Victor Jestin: Hitze

Ein französischer Campingplatz mitten im Hochsommer: Familien im Ausnahmezustand, Teenager außer Rand und Band, hin- und hergerissen zwischen Sehnsucht und Verzweiflung, Unsicherheit und Verlangen.

Léonard ist eigentlich nur auf der Flucht vor seinen Altersgenossen, die sich auf einer Strandparty besinnungslos saufen, als er am Spielplatz vorbeikommt und schockiert beobachtet, wie sich Oscar an einer Schaukel stranguliert. Sie waren keine Freunde, das nicht, aber sicher auch keine Feinde – warum tut Léo dann nichts, um zu helfen? Wie erstarrt steht er da, bis es vorbei ist, bis Oscars Gesicht ausdruckslos wird, sein Körper schlaff. Erst dann tritt Léo in Aktion: Immer noch unter Schock stehend, schleift er Oscars Körper bis zum Strand und vergräbt ihn im Sand. Wider Erwarten geht das Leben am nächsten Morgen weiter: Körper bewegen sich im Takt der viel zu lauten Musik, wenden sich auf ihren Sonnenliegen wie Steaks auf dem Grill, alle schwitzen, alle wollen Spaß.

Mit dem Glücklichsein musste sich beeilt werden.

Nur Léo kann die Abfahrt aus diesem Ferienalbtraum kaum erwarten. Hat er Oscar umgebracht? Hätte er etwas tun können, um es zu verhindern? Was, wenn die Leiche unter den Füßen der Partywilligen entdeckt wird? Ausgebuddelt von einem Hund? Freigepustet vom Wind? Léo kann kaum einen klaren Gedanken fassen, die unbeschreibliche Hitze tut ihr Übriges. Und dann die Hiobsbotschaft: Sie fahren erst einen Tag später zurück nach Hause! Léo muss noch 24 Stunden länger ausharren.

Die hübsche Luce, die ihr Interesse an ihm deutlich signalisiert, kann ihn nur kurz von der Ungeheuerlichkeit seiner Tat ablenken. Getrieben von Schuldgefühlen, geht er zu Oscars Mutter, will ihr alles erzählen, doch im entscheidenden Moment verlässt ihn der Mut.  Noch hundertmal denkt er daran, es jemandem zu erzählen, tut es aber nicht. Irgendwann rückt die Kriminalpolizei an, und Léo fühlt sich immer weiter in die Ecke gedrängt: von seiner Familie, die ihm keinesfalls zu nahe treten will – er kann ruhig ein Mädchen mitbringen oder so …, von seinen Altersgenossen, die mit anderen Körperregionen als dem Hirn denken, von Luce, die ihn mal becirct, mal links liegen lässt, von seinen Schuldgefühlen und immer wieder von Oscars Gesicht.

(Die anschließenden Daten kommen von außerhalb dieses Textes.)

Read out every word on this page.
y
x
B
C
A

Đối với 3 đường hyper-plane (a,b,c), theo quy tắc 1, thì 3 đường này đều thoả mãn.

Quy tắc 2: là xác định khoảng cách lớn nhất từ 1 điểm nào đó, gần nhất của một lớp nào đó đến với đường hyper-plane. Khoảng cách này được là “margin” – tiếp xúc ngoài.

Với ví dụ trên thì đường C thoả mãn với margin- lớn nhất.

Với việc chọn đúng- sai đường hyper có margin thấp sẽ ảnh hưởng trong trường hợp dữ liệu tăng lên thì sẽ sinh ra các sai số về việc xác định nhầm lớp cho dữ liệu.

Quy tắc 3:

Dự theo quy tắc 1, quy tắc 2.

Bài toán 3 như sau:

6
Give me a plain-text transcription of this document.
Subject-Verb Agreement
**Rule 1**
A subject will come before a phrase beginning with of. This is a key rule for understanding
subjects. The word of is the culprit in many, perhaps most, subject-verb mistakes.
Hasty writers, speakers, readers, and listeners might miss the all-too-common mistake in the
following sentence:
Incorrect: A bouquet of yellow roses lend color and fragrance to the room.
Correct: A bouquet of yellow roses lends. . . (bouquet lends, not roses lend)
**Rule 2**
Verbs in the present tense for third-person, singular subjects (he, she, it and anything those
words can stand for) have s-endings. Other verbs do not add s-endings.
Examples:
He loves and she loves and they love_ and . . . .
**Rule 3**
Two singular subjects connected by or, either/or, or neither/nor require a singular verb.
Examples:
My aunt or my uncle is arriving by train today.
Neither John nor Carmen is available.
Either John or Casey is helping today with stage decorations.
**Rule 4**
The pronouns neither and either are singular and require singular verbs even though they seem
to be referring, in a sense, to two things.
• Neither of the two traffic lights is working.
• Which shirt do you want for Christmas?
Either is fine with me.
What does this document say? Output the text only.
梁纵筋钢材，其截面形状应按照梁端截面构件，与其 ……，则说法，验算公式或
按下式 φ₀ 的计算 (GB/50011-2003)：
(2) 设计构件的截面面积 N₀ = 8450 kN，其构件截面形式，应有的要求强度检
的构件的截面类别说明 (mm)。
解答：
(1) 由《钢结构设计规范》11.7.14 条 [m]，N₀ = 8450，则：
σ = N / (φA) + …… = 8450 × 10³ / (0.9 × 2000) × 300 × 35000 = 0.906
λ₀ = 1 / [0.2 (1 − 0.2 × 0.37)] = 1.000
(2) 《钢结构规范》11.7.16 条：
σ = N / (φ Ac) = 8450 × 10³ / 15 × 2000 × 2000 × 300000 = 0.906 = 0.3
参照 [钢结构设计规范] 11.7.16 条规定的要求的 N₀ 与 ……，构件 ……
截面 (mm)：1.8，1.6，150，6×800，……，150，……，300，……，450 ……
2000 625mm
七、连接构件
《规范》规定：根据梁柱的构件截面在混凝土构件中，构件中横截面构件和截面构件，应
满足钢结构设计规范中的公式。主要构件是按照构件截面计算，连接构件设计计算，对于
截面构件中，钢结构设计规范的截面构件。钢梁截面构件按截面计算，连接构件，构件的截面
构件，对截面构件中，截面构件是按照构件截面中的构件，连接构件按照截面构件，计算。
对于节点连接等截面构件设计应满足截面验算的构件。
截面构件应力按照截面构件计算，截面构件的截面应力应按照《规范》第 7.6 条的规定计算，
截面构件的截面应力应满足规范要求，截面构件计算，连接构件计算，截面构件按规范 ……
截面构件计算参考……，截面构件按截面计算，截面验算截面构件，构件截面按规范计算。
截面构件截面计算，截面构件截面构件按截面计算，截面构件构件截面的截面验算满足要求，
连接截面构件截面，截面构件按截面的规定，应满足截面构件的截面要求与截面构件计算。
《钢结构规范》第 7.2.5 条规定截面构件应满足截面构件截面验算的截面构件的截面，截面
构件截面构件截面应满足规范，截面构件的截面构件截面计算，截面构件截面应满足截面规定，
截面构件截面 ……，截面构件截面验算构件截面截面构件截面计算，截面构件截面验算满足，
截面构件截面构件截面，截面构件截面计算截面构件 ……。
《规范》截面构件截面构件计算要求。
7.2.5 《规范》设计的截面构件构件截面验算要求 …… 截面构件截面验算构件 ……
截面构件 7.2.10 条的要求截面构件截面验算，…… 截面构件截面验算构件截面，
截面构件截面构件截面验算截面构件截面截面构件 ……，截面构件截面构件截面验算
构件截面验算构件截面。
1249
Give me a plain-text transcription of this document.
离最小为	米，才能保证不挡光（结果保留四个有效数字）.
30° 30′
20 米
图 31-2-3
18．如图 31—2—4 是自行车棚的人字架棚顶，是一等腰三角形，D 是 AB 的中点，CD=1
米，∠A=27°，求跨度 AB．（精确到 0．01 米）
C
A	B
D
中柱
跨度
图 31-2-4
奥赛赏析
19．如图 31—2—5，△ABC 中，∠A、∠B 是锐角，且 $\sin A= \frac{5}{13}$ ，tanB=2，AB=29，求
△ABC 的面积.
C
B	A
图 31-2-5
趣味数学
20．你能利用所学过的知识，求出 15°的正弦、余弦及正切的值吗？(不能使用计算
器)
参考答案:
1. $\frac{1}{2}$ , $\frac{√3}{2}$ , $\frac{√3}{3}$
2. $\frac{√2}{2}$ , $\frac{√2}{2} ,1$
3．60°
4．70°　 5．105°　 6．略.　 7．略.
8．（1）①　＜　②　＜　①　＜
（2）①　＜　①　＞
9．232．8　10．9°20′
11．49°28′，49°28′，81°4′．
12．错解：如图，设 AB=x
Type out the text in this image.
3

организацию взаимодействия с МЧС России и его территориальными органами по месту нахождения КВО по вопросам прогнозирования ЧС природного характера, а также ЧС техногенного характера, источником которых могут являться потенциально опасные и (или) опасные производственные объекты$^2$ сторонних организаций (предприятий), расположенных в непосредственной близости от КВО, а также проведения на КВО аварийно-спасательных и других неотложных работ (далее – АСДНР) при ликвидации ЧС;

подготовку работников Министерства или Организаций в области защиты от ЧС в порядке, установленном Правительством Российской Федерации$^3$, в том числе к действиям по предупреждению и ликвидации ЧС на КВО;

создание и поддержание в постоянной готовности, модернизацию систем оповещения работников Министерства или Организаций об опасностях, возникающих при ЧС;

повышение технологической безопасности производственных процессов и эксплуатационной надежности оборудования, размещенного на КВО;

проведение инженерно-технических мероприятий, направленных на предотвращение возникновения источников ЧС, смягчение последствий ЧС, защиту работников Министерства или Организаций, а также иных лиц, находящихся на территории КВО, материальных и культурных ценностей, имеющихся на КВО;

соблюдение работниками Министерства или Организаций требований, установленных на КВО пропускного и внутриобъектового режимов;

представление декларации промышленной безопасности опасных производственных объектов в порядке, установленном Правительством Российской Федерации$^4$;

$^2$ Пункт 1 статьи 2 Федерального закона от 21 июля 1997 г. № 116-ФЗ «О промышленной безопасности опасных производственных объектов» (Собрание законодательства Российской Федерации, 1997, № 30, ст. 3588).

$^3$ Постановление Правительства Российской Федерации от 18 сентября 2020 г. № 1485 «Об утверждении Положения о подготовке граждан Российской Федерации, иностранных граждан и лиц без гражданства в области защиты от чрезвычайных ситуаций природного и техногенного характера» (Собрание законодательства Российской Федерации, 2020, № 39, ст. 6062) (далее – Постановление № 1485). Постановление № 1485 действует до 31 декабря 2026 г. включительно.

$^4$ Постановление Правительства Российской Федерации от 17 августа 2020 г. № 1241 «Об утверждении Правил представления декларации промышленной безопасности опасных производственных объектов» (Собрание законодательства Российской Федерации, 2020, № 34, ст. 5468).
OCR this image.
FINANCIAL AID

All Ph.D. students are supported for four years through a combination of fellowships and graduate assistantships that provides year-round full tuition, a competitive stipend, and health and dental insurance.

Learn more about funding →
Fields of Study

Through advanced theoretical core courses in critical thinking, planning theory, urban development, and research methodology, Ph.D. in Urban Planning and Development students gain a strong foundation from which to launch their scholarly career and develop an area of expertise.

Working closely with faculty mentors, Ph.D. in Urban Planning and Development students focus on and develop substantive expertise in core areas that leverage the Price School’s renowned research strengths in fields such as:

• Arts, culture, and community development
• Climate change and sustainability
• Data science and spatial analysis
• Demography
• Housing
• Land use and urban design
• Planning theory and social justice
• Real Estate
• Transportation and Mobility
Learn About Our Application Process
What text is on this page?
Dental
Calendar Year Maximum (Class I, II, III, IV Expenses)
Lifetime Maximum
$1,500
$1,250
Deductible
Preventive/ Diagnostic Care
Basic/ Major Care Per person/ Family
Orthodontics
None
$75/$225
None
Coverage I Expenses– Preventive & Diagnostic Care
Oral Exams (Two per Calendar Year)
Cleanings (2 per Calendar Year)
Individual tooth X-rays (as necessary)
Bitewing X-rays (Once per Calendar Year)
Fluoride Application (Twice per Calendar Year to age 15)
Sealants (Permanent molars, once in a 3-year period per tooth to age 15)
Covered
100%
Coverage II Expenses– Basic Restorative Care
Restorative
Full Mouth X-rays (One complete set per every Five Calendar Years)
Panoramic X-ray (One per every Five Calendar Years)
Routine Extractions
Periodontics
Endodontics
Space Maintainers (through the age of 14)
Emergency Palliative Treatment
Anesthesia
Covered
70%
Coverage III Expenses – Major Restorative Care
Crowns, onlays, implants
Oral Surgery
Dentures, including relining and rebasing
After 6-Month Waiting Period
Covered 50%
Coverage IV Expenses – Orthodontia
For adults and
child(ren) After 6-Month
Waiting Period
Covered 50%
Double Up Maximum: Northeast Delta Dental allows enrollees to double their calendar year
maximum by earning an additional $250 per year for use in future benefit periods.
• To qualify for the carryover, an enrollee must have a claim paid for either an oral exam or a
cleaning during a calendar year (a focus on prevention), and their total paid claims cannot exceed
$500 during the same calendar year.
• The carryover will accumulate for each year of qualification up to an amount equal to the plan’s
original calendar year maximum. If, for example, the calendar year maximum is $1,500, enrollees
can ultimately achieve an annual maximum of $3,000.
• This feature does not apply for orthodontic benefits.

Hitze ist mit 157 Seiten ein schmales Bändchen, aber nach der Lektüre fühlt man sich, als würde man von einem zweiwöchigen Urlaub auf der Sonne zurückkehren, ein bisschen schwindelig von dem Strudel aus so gut nachvollziehbaren Emotionen, die ihren Anfang in einem absolut dämlichen, unverständlichen Moment nehmen, wie er uns allen passieren könnte (vielleicht nicht ganz so krass, oaky). Aber wer kennt das Grundszenario nicht: eine Dummheit begangen, und alles, was dann kommt, macht es nur noch schlimmer.

Dabei schildert Debütautor Jestin Léos Verzweiflung so plastisch, dass es einem unter die Haut geht – die Verwirrung, das Entsetzen, der Wunsch, alles zu vergessen, der Versuch, weiterzumachen, die Einsicht, dass es nicht geht –, und gleichzeitig so lakonisch und geistreich, dass das Buch trotz allem Spaß macht, vor allem bei 25 °C Außentemperatur oder mehr. Vorsicht: am besten mit einem kühlenden Eis genießen!

Über den Autor: Victor Jestin (* 1994 in Nantes, Frankreich) studierte am Conservatoire européen d’écriture audiovisuelle in Paris. Hitze ist sein Debüt und wurde mit dem Prix Femina des lycéens ausgezeichnet.

Über die Übersetzerin: Sina de Malafosse (* 1984 in Siegen) studierte Romanistik sowie Komparatistik in Mainz und Dijon. Sie lebt als Lektorin und Übersetzerin in Toulouse und überträgt u. a. Adeline Dieudonné, Mathias Menegoz und Antoine Laurain ins Deutsche.